Given the intense interest in the relation between stock prices, interest rates, and inflation, it is worthwhile to review basic concepts that tie them together. To start, it is critical to be clear what is meant by the interest rate – is it real or nominal? To review the difference, the chart below plots the yield on both the constant maturity 10-year Treasury bonds and 10-year Treasury Inflation Indexed Securities or TIPS. If you buy a TIPS you get the stated yield plus an offset for inflation. Therefore, the yield on the TIPS is a real yield because it is what you earn in inflation adjusted dollars, it reflects your increase in purchasing power from the investment.
It takes a moment for the data to sink in. If you buy a 10-year TIPS today, you lose 1% of your purchasing power each year for the next 10 years. By the time the investment matures you will be 10% poorer in real terms (ignoring taxes) than you were at the start. It is hard to imagine a more compelling reason for purchasing stock.
Notice that even though the 10-year nominal yield has recently turned up, the yield on the TIPS has not. That implies greater expected inflation, but not higher real interest rates and it is the real interest rate that theory says should be the main driver of stock prices.
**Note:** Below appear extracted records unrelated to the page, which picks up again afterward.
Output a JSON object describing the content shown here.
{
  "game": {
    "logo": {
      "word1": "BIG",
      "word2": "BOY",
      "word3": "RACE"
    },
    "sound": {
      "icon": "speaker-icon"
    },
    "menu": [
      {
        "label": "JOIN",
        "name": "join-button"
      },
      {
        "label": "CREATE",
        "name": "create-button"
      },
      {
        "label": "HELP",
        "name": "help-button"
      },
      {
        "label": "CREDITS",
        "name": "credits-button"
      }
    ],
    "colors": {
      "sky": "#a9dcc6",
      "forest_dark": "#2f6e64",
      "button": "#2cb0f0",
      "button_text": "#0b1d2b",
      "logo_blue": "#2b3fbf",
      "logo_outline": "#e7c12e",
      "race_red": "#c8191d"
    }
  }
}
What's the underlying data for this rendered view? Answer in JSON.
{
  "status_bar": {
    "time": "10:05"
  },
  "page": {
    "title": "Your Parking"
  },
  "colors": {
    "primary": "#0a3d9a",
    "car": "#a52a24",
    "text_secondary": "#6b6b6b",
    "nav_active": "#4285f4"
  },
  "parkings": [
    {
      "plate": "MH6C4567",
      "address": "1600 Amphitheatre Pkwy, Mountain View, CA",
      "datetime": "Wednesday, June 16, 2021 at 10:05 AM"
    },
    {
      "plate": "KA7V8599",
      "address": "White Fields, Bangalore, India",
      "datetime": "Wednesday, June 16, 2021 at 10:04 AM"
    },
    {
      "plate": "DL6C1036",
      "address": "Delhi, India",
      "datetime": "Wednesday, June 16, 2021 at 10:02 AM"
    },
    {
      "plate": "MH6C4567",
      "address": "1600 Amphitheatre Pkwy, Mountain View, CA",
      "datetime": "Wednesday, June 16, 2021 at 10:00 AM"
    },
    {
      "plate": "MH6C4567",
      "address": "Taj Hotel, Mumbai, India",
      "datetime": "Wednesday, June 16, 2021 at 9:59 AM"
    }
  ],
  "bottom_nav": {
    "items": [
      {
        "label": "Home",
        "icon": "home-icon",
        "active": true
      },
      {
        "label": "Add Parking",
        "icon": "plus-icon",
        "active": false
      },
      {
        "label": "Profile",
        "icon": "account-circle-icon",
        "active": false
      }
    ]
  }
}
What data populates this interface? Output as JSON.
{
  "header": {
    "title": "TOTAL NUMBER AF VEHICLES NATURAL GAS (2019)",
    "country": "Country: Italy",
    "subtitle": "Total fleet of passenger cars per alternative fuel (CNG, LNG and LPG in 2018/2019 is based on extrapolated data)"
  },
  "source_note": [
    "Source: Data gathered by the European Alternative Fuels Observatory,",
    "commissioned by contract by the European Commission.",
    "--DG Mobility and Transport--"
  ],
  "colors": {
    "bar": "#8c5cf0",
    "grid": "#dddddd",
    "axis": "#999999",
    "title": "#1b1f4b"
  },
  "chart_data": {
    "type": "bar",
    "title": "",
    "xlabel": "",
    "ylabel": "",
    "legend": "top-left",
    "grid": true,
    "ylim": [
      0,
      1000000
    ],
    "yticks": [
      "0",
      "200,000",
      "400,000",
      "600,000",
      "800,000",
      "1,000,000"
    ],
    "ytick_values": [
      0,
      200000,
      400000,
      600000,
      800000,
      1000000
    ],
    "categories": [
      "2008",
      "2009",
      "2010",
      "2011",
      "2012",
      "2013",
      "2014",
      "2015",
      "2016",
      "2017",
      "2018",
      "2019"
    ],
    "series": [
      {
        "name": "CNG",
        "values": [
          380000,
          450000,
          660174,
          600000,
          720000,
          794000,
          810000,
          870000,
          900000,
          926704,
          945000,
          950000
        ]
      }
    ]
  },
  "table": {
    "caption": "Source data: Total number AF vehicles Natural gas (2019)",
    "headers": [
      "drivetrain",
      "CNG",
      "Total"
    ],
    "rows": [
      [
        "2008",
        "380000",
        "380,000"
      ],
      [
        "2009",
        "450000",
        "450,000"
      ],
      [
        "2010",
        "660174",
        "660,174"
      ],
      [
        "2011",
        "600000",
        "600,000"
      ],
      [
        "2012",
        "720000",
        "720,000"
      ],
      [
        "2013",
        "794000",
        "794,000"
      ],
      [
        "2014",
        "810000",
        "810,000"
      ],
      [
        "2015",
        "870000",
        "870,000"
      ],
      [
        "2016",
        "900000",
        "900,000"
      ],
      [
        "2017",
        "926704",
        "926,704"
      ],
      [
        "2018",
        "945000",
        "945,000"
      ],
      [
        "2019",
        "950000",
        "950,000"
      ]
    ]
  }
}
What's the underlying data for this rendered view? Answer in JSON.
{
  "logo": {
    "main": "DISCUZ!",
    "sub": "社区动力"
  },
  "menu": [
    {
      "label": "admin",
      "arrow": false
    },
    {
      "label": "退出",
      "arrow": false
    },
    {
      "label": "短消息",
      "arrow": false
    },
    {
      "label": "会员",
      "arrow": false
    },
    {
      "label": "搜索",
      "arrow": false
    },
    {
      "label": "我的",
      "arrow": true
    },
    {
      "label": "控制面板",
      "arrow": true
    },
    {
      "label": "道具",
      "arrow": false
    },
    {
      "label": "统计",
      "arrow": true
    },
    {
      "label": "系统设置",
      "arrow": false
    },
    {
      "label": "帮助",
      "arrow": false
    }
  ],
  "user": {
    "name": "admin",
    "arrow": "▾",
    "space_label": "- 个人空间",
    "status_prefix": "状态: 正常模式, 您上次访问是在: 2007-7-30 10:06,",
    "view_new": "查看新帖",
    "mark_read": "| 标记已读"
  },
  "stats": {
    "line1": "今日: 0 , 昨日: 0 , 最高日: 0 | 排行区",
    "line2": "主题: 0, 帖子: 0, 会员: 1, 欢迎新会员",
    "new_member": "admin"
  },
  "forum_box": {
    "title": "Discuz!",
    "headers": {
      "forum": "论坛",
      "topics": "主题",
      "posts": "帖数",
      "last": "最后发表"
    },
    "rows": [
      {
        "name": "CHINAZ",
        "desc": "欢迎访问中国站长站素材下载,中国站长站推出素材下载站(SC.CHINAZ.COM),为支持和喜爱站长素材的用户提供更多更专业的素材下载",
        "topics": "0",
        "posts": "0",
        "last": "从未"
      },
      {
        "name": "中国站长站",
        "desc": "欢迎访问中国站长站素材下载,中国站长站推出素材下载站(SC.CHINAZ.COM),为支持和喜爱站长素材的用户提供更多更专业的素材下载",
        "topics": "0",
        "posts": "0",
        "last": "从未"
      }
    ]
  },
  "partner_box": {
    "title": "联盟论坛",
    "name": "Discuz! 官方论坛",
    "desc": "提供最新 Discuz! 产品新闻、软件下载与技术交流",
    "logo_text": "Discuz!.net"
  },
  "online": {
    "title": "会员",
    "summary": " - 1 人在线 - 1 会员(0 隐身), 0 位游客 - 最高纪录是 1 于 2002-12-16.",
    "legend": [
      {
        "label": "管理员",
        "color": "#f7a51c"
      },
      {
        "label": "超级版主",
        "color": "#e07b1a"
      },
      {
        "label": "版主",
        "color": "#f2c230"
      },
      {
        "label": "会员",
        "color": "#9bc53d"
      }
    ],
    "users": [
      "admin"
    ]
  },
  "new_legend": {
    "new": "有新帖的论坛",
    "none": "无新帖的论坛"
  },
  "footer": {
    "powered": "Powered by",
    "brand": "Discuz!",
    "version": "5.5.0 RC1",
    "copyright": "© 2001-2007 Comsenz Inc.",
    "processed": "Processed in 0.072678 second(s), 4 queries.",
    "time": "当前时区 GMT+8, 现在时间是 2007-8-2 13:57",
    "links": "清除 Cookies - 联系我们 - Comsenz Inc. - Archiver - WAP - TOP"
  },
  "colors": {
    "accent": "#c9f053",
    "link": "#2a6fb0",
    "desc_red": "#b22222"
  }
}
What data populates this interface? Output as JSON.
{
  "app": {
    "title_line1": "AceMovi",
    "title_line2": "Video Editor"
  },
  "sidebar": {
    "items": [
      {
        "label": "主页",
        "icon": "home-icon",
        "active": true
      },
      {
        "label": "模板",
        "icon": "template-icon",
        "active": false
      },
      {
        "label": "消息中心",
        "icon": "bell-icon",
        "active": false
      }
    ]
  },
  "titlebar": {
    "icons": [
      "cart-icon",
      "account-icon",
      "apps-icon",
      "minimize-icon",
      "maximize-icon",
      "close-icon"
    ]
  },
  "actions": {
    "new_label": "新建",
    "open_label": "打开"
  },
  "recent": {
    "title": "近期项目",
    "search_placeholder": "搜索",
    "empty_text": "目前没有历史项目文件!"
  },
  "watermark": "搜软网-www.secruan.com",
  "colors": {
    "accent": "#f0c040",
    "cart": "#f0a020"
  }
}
This can be seen most easily by applying the constant growth valuation model (although what follows is true in a much more general framework). According to the constant growth model, the value of a company’s stock is given by the relation,
P = FCF / (K – G),
where FCF is next year’s forecast free cash flow, K is the cost of equity capital, and G is the expected growth rate in free cash flow. When you see an equation like this you should immediately ask whether K and G are measured in real or nominal terms. It turns out it doesn’t matter because inflation cancels out! Typically, the cost of equity and the growth rate are measured in nominal terms so each includes the impact of inflation. Therefore, rising interest rates due to higher expected inflation should not depress stock prices, in theory, because they are offset by rising growth in nominal terms. The same is not true of rising real rates which should depress stock prices. When real rates rise, K goes up relative to G without any offset. If K-G rises, stock prices should fall. Therefore, the key interest rate for investors to track is the real rate. And currently, the rate on 10-year TIPS remains at an all-time low.
It is tempting to attribute this state of affairs to Federal Reserve policy, but academic research indicates it if far from clear if the Fed is the explanation. Fed policy can affect short-term nominal rates, but long-term real rates are a different story altogether. This is another reason why investors should stop talking about “the interest rate.” There are a host of different interest rates with different implications for stock prices. For now, the safest assumption to make is that the record low interest rate on 10-year TIPS remains an unexplained mystery. But whatever the reason for its current level, the future evolution of the 10-year real rate is likely to have a major impact on stock prices. For this reason, it is something that investors should watch closely.